Эти загадочные высказывания Диониса находят подтверждение и у Гермеса Триждывеличайшего, который утверждает, что Бог есть ничто и одновременно – все. Что у Бога нет имени и что любое имя есть имя Бога[25]
.Он имеет в виду то место в трактате "Асклепий", где Трисмегист говорит:
Не может быть, чтобы творец величия Вселенной, отец и господь всего сущего обозначался одним или даже множеством имен. У бога нет имени или, скорее, любое имя есть его имя, ибо он одновременно Единое и Все, так что можно либо обозначить все сущее его именем, либо дать ему имена всего сущего…Его воля безраздельно блага, и благость (bonitas), сущая во всем, исходит от божества[26]
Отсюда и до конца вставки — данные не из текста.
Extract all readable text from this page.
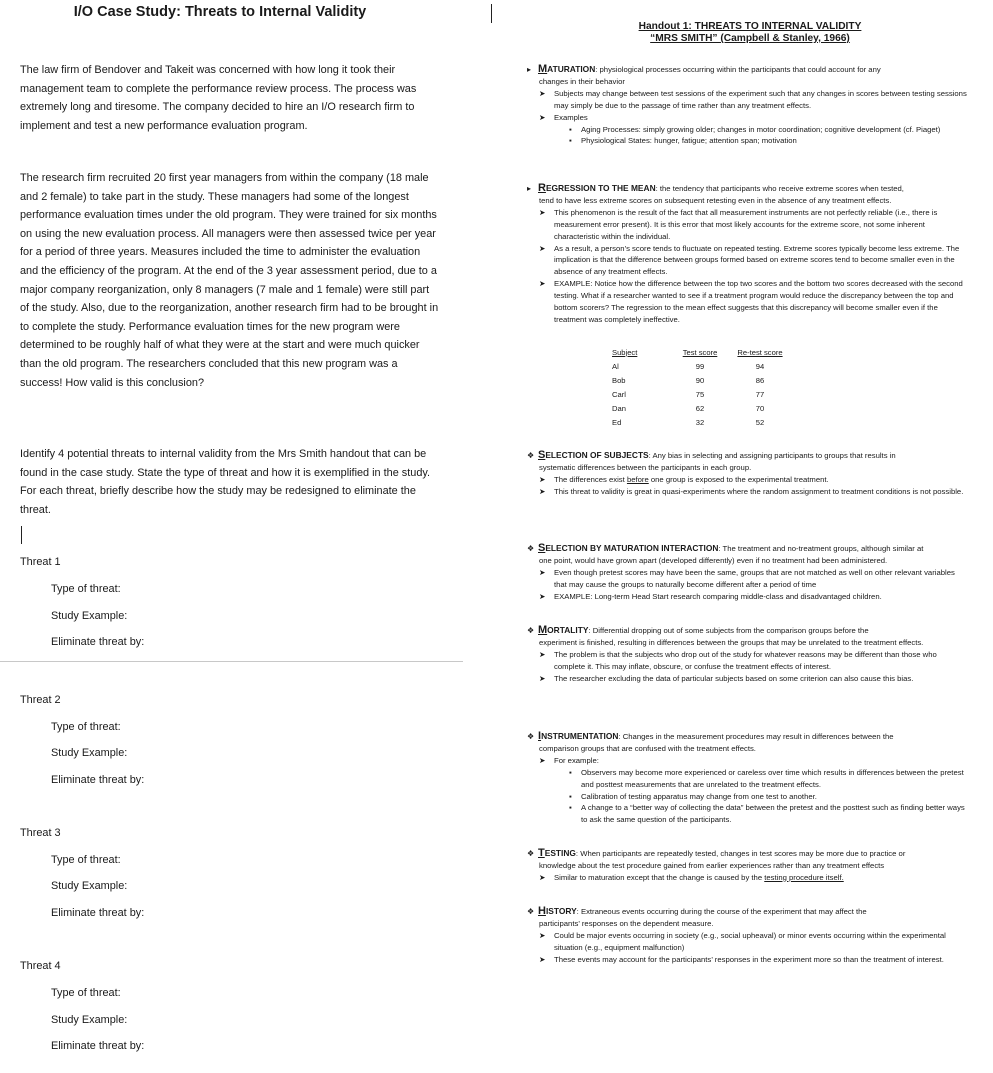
I/O Case Study: Threats to Internal Validity
The law firm of Bendover and Takeit was concerned with how long it took their management team to complete the performance review process. The process was extremely long and tiresome. The company decided to hire an I/O research firm to implement and test a new performance evaluation program.
The research firm recruited 20 first year managers from within the company (18 male and 2 female) to take part in the study. These managers had some of the longest performance evaluation times under the old program. They were trained for six months on using the new evaluation process. All managers were then assessed twice per year for a period of three years. Measures included the time to administer the evaluation and the efficiency of the program. At the end of the 3 year assessment period, due to a major company reorganization, only 8 managers (7 male and 1 female) were still part of the study. Also, due to the reorganization, another research firm had to be brought in to complete the study. Performance evaluation times for the new program were determined to be roughly half of what they were at the start and were much quicker than the old program. The researchers concluded that this new program was a success! How valid is this conclusion?
Identify 4 potential threats to internal validity from the Mrs Smith handout that can be found in the case study. State the type of threat and how it is exemplified in the study. For each threat, briefly describe how the study may be redesigned to eliminate the threat.
Threat 1
Type of threat:
Study Example:
Eliminate threat by:
Threat 2
Type of threat:
Study Example:
Eliminate threat by:
Threat 3
Type of threat:
Study Example:
Eliminate threat by:
Threat 4
Type of threat:
Study Example:
Eliminate threat by:
Handout 1: THREATS TO INTERNAL VALIDITY
“MRS SMITH” (Campbell & Stanley, 1966)
▸ MATURATION: physiological processes occurring within the participants that could account for any
changes in their behavior
➤ Subjects may change between test sessions of the experiment such that any changes in scores between testing sessions may simply be due to the passage of time rather than any treatment effects.
➤ Examples
▪ Aging Processes: simply growing older; changes in motor coordination; cognitive development (cf. Piaget)
▪ Physiological States: hunger, fatigue; attention span; motivation
▸ REGRESSION TO THE MEAN: the tendency that participants who receive extreme scores when tested,
tend to have less extreme scores on subsequent retesting even in the absence of any treatment effects.
➤ This phenomenon is the result of the fact that all measurement instruments are not perfectly reliable (i.e., there is measurement error present). It is this error that most likely accounts for the extreme score, not some inherent characteristic within the individual.
➤ As a result, a person’s score tends to fluctuate on repeated testing. Extreme scores typically become less extreme. The implication is that the difference between groups formed based on extreme scores tend to become smaller even in the absence of any treatment effects.
➤ EXAMPLE: Notice how the difference between the top two scores and the bottom two scores decreased with the second testing. What if a researcher wanted to see if a treatment program would reduce the discrepancy between the top and bottom scorers? The regression to the mean effect suggests that this discrepancy will become smaller even if the treatment was completely ineffective.
Subject	Test score	Re-test score
Al	99	94
Bob	90	86
Carl	75	77
Dan	62	70
Ed	32	52
❖ SELECTION OF SUBJECTS: Any bias in selecting and assigning participants to groups that results in
systematic differences between the participants in each group.
➤ The differences exist before one group is exposed to the experimental treatment.
➤ This threat to validity is great in quasi-experiments where the random assignment to treatment conditions is not possible.
❖ SELECTION BY MATURATION INTERACTION: The treatment and no-treatment groups, although similar at
one point, would have grown apart (developed differently) even if no treatment had been administered.
➤ Even though pretest scores may have been the same, groups that are not matched as well on other relevant variables that may cause the groups to naturally become different after a period of time
➤ EXAMPLE: Long-term Head Start research comparing middle-class and disadvantaged children.
❖ MORTALITY: Differential dropping out of some subjects from the comparison groups before the
experiment is finished, resulting in differences between the groups that may be unrelated to the treatment effects.
➤ The problem is that the subjects who drop out of the study for whatever reasons may be different than those who complete it. This may inflate, obscure, or confuse the treatment effects of interest.
➤ The researcher excluding the data of particular subjects based on some criterion can also cause this bias.
❖ INSTRUMENTATION: Changes in the measurement procedures may result in differences between the
comparison groups that are confused with the treatment effects.
➤ For example:
▪ Observers may become more experienced or careless over time which results in differences between the pretest and posttest measurements that are unrelated to the treatment effects.
▪ Calibration of testing apparatus may change from one test to another.
▪ A change to a “better way of collecting the data” between the pretest and the posttest such as finding better ways to ask the same question of the participants.
❖ TESTING: When participants are repeatedly tested, changes in test scores may be more due to practice or
knowledge about the test procedure gained from earlier experiences rather than any treatment effects
➤ Similar to maturation except that the change is caused by the testing procedure itself.
❖ HISTORY: Extraneous events occurring during the course of the experiment that may affect the
participants’ responses on the dependent measure.
➤ Could be major events occurring in society (e.g., social upheaval) or minor events occurring within the experimental situation (e.g., equipment malfunction)
➤ These events may account for the participants’ responses in the experiment more so than the treatment of interest.
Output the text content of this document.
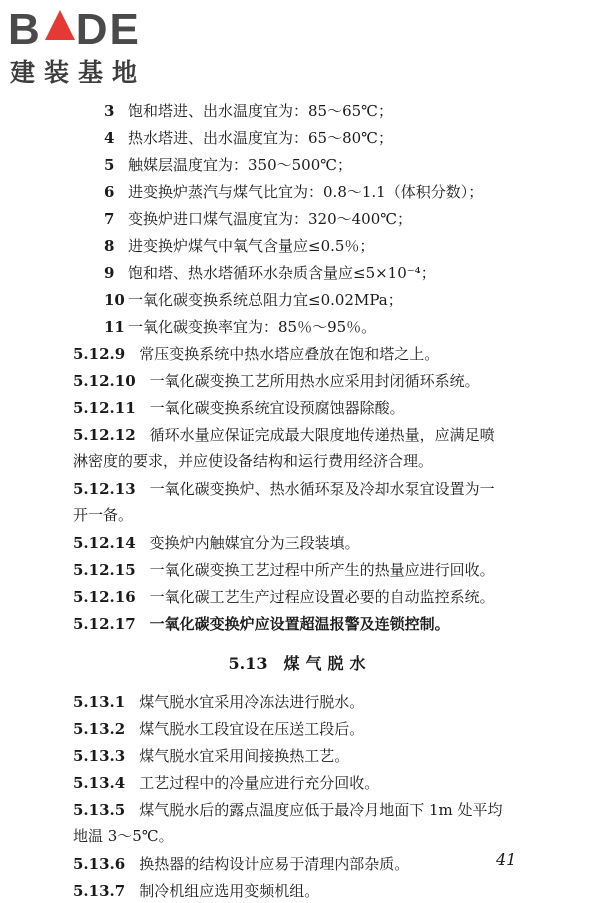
B DE
建装基地
3 饱和塔进、出水温度宜为：85～65℃；
4 热水塔进、出水温度宜为：65～80℃；
5 触媒层温度宜为：350～500℃；
6 进变换炉蒸汽与煤气比宜为：0.8～1.1（体积分数）；
7 变换炉进口煤气温度宜为：320～400℃；
8 进变换炉煤气中氧气含量应≤0.5％；
9 饱和塔、热水塔循环水杂质含量应≤5×10⁻⁴；
10 一氧化碳变换系统总阻力宜≤0.02MPa；
11 一氧化碳变换率宜为：85％～95％。
5.12.9 常压变换系统中热水塔应叠放在饱和塔之上。
5.12.10 一氧化碳变换工艺所用热水应采用封闭循环系统。
5.12.11 一氧化碳变换系统宜设预腐蚀器除酸。
5.12.12 循环水量应保证完成最大限度地传递热量，应满足喷
淋密度的要求，并应使设备结构和运行费用经济合理。
5.12.13 一氧化碳变换炉、热水循环泵及冷却水泵宜设置为一
开一备。
5.12.14 变换炉内触媒宜分为三段装填。
5.12.15 一氧化碳变换工艺过程中所产生的热量应进行回收。
5.12.16 一氧化碳工艺生产过程应设置必要的自动监控系统。
5.12.17 一氧化碳变换炉应设置超温报警及连锁控制。
5.13 煤气脱水
5.13.1 煤气脱水宜采用冷冻法进行脱水。
5.13.2 煤气脱水工段宜设在压送工段后。
5.13.3 煤气脱水宜采用间接换热工艺。
5.13.4 工艺过程中的冷量应进行充分回收。
5.13.5 煤气脱水后的露点温度应低于最冷月地面下 1m 处平均
地温 3～5℃。
5.13.6 换热器的结构设计应易于清理内部杂质。
5.13.7 制冷机组应选用变频机组。
41
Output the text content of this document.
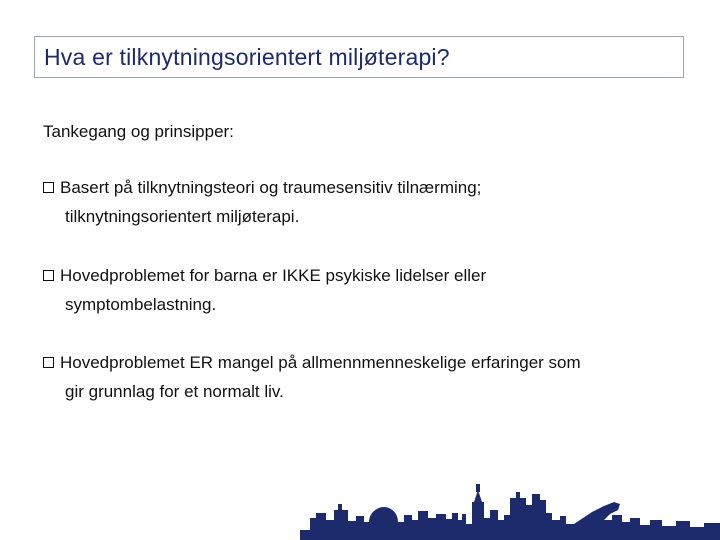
Hva er tilknytningsorientert miljøterapi?
Tankegang og prinsipper:
Basert på tilknytningsteori og traumesensitiv tilnærming;
tilknytningsorientert miljøterapi.
Hovedproblemet for barna er IKKE psykiske lidelser eller
symptombelastning.
Hovedproblemet ER mangel på allmennmenneskelige erfaringer som
gir grunnlag for et normalt liv.
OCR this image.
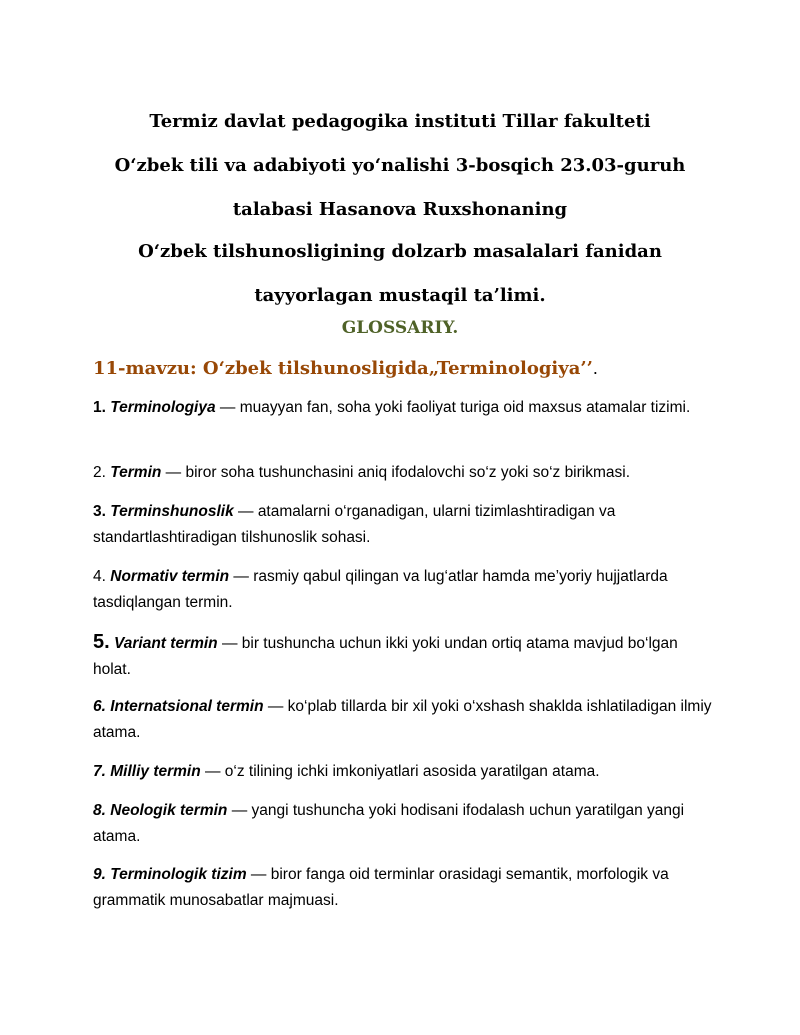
Termiz davlat pedagogika instituti Tillar fakulteti
O‘zbek tili va adabiyoti yo‘nalishi 3-bosqich 23.03-guruh
talabasi Hasanova Ruxshonaning
O‘zbek tilshunosligining dolzarb masalalari fanidan
tayyorlagan mustaqil ta’limi.
GLOSSARIY.
11-mavzu: O‘zbek tilshunosligida„Terminologiya’’.
1. Terminologiya — muayyan fan, soha yoki faoliyat turiga oid maxsus atamalar tizimi.
2. Termin — biror soha tushunchasini aniq ifodalovchi so‘z yoki so‘z birikmasi.
3. Terminshunoslik — atamalarni o‘rganadigan, ularni tizimlashtiradigan va standartlashtiradigan tilshunoslik sohasi.
4. Normativ termin — rasmiy qabul qilingan va lug‘atlar hamda me’yoriy hujjatlarda tasdiqlangan termin.
5. Variant termin — bir tushuncha uchun ikki yoki undan ortiq atama mavjud bo‘lgan holat.
6. Internatsional termin — ko‘plab tillarda bir xil yoki o‘xshash shaklda ishlatiladigan ilmiy atama.
7. Milliy termin — o‘z tilining ichki imkoniyatlari asosida yaratilgan atama.
8. Neologik termin — yangi tushuncha yoki hodisani ifodalash uchun yaratilgan yangi atama.
9. Terminologik tizim — biror fanga oid terminlar orasidagi semantik, morfologik va grammatik munosabatlar majmuasi.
.Автор герметического трактата действительно очень близок здесь самому духу представлений сирийского монаха. Неудивительно, что Фичино был поражен тем, что идея св. Дионисия "Безымянность и все же Всеименность" находит подтверждение у Гермеса Трисмегиста.
Еврейскому кабалистическому мистицизму также присущи идеи апофатического богословия: ведь Энсоф, из которого возникают десять сефирот, есть Ничто, безымянный, неведомый Сокровенный Бог (Deus Absconditus), и самый высший и недоступный из сефирот, Кетер, или венец, исчезает в Ничто[27]
. Так что и здесь, несмотря на то, что десять сефирот вроде бы суть десять имен, наивысшее есть Ничто, или Безымянное.Я не обнаружила, чтобы Пико где-нибудь соотносил Энсоф с апофатическим богословием Дионисия, однако в этом отношении знаменательно пятнадцатое из "Орфических заключений":
Idem est nox apud Orpheum, amp; Ensoph in Cabala
[Ночь у Орфея и Энсоф в кабале – одно и то же][28]
.Пико оставалось сделать лишь небольшой шаг, чтобы перейти от орфической ночи (nox) к мраку Дионисия. Подобная мистическая концепция высказывается и в "Платоновских заключениях" Пико:
Ideo amor ab Orpheo sine oculis dicitur, quia est supra intellectum
[Потому Орфей говорит, что Амор (Любовь) не имеет глаз, что он выше разума][29]
.Здесь с помощью образа незрячего купидона выражена та же "негативная" идея, что и у Дионисия.
Единственный ключ к синтезу Пико – в том, что он осуществляется на мистическом уровне: многочисленные Имена, собранные им из всех философских и религиозных систем, суть в итоге одно в Безымянности. И величайшим христианским мыслителем на апофатическом пути (via negativa) был Псевдо-Дионисий.
Предмет этой главы – не две магические системы как таковые, а реконструкция их религиозного и космологического контекста. Пытаясь разобраться в тонких и замысловатых отношениях между религией и магией в эпоху Возрождения, очень важно иметь в виду, что мы имеем дело с тенденцией астрологизации мистицизма и, наоборот, "мистизации" астрологии. Это очень грубые термины, поскольку речь идет о ренессансных построениях, где практически неуловима грань, когда наднебесное переходит в небесное, а затем нисходит на уровень земного. Когда именно вышний свет, черпаемый ангельскими чинами у Троицы, превращается в свет Солнца, которым озарены все небеса и который магия пьет посредством духа (spiritus)? Или в какой момент техника практической кабалы переходит в экстатическое созерцание еврейской и христианской наднебесной иерархии?